Les mesures proposées en discussion couvrent quatre domaines : restreindre l’accès étranger aux poids des modèles d’IA chinois, limiter les transferts transfrontaliers de données d’entraînement, interdire aux concepteurs de puces chinois de fabriquer chez TSMC et d’autres fonderies étrangères, et renforcer la surveillance des acquisitions technologiques à l’étranger.
Ces consultations marquent un changement significatif dans l’approche chinoise de la gouvernance technologique. Pendant des années, la stratégie de Pékin s’est concentrée sur la prévention des contrôles à l’exportation américains et alliés qui coupaient l’accès chinois aux puces avancées. Désormais, les régulateurs chinois envisagent des restrictions en miroir de leurs propres, gardant les capacités d’IA chinoises à l’intérieur du pays, même si cela signifie renoncer à l’adoption sur le marché mondial.
La question TSMC
La proposition la plus controversée concerne l’interdiction faite aux entreprises chinoises de produire des processeurs avancés chez TSMC et d’autres fonderies étrangères. Les entreprises qui seraient concernées incluent Alibaba, ByteDance et Huawei, qui conçoivent toutes des puces pour les charges de travail d’IA et les fabriquent sur les nœuds de pointe de TSMC.

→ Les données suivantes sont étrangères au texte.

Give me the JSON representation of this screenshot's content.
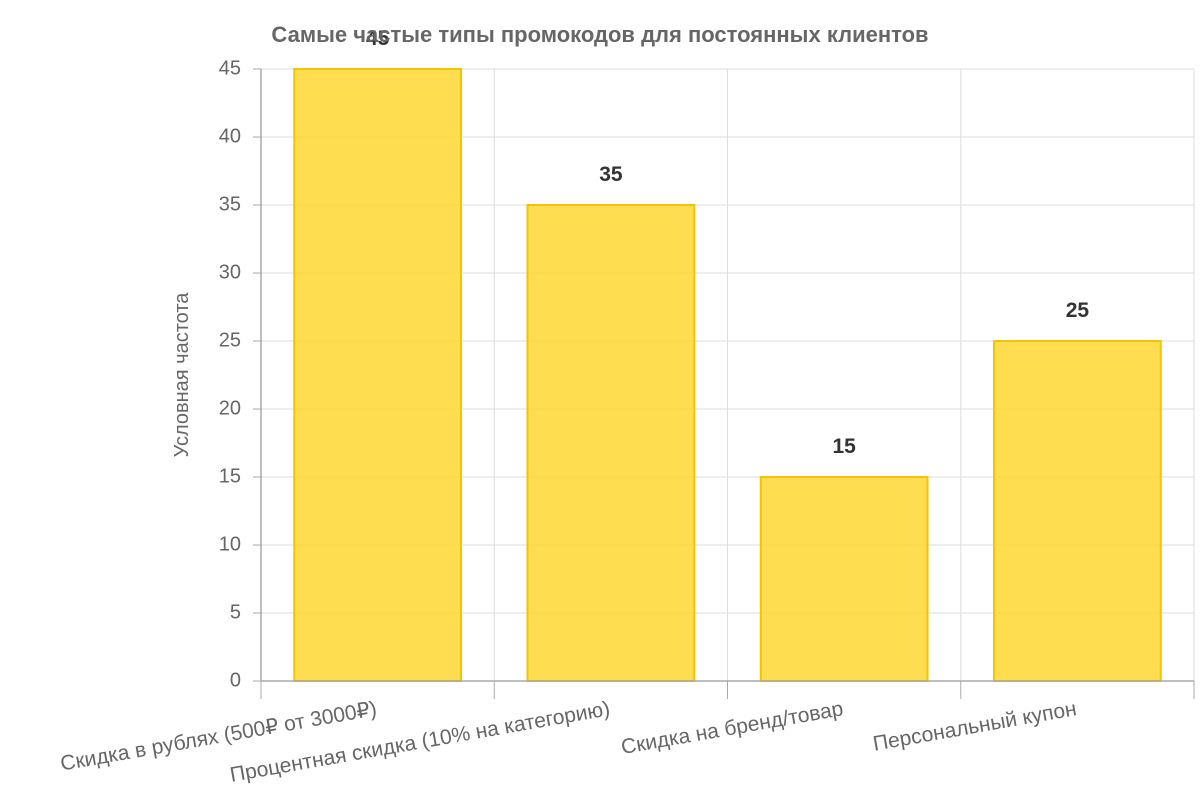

Le compromis est frappant. Transférer les conceptions vers Semiconductor Manufacturing International Corporation (SMIC), la fonderie nationale chinoise, garantirait à l’entreprise soutenue par l’État suffisamment de commandes pour financer sa recherche et développement. Mais SMIC accuse plusieurs générations de retard sur TSMC, et les puces conçues en Chine perdraient l’avantage de performance que la fabrication de TSMC offre.

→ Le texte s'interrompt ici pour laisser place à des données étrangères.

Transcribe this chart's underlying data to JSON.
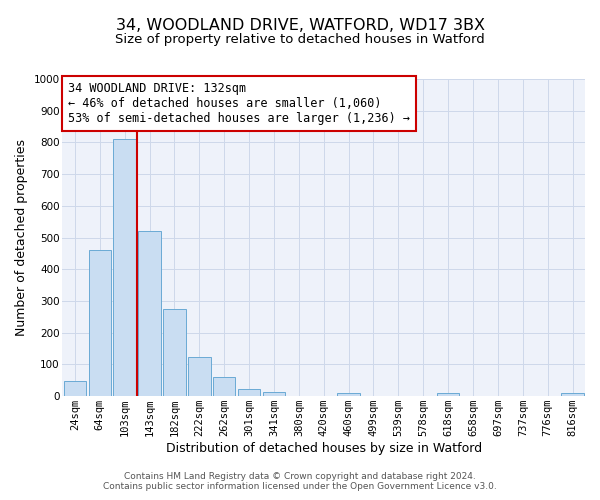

Des sources proches des discussions ont confié au Financial Times que la proposition a suscité une opposition significative de la part des entreprises qui dépendent de la fabrication de TSMC pour rester compétitives face aux conceptions de puces américaines et taïwanaises.
Les modèles à poids ouverts en danger
Les restrictions sur les poids des modèles d’IA affecteraient des entreprises comme DeepSeek et Moonshot, dont l’approche des poids ouverts est devenue une marque de fabrique de la stratégie chinoise en matière d’IA. Contrairement aux modèles fermés d’Anthropic et d’OpenAI, les modèles chinois ont généralement été publiés avec des poids téléchargeables que n’importe qui peut déployer, modifier et affiner.
Selon les règles proposées, les utilisateurs étrangers pourraient toujours accéder aux services d’IA chinois à distance, préservant ainsi la capacité de monétiser l’accès API, mais le téléchargement des poids des modèles pour un déploiement local serait restreint. Ce changement éliminerait l’un des principaux avantages que les entreprises chinoises d’IA détiennent sur leurs homologues américaines sur les marchés mondiaux.
Le ministère du Commerce a consulté Alibaba, ByteDance et Zhipu sur la manière de mettre en œuvre ces restrictions sans effondrer l’écosystème des poids ouverts qui a favorisé l’adoption de l’IA chinoise à l’étranger.
Parallèle avec la politique américaine
Ces consultations interviennent alors que l’administration Trump relance sa campagne pour interdire les modèles d’IA chinois sur le marché américain. Tom’s Hardware a rapporté le 21 juillet que l’administration envisage de nouvelles restrictions en réponse au modèle à poids ouverts Kimi K3 de Moonshot, qui a démontré des capacités compétitives avec les modèles de pointe américains.
Cette dynamique crée la possibilité d’un écosystème d’IA bifurqué, où les modèles chinois et américains sont légalement séparés par des contrôles à l’exportation des deux côtés. Les règles proposées par la Chine refléteraient la logique des contrôles à l’exportation de puces américaines : garder la technologie stratégique à l’intérieur des frontières nationales et forcer les concurrents étrangers à développer leurs propres alternatives.
La portée finale des restrictions reste floue. Le Financial Times a rapporté que les consultations en sont à un stade précoce et qu’une opposition significative de l’industrie pourrait réduire les propositions avant qu’elles ne deviennent loi.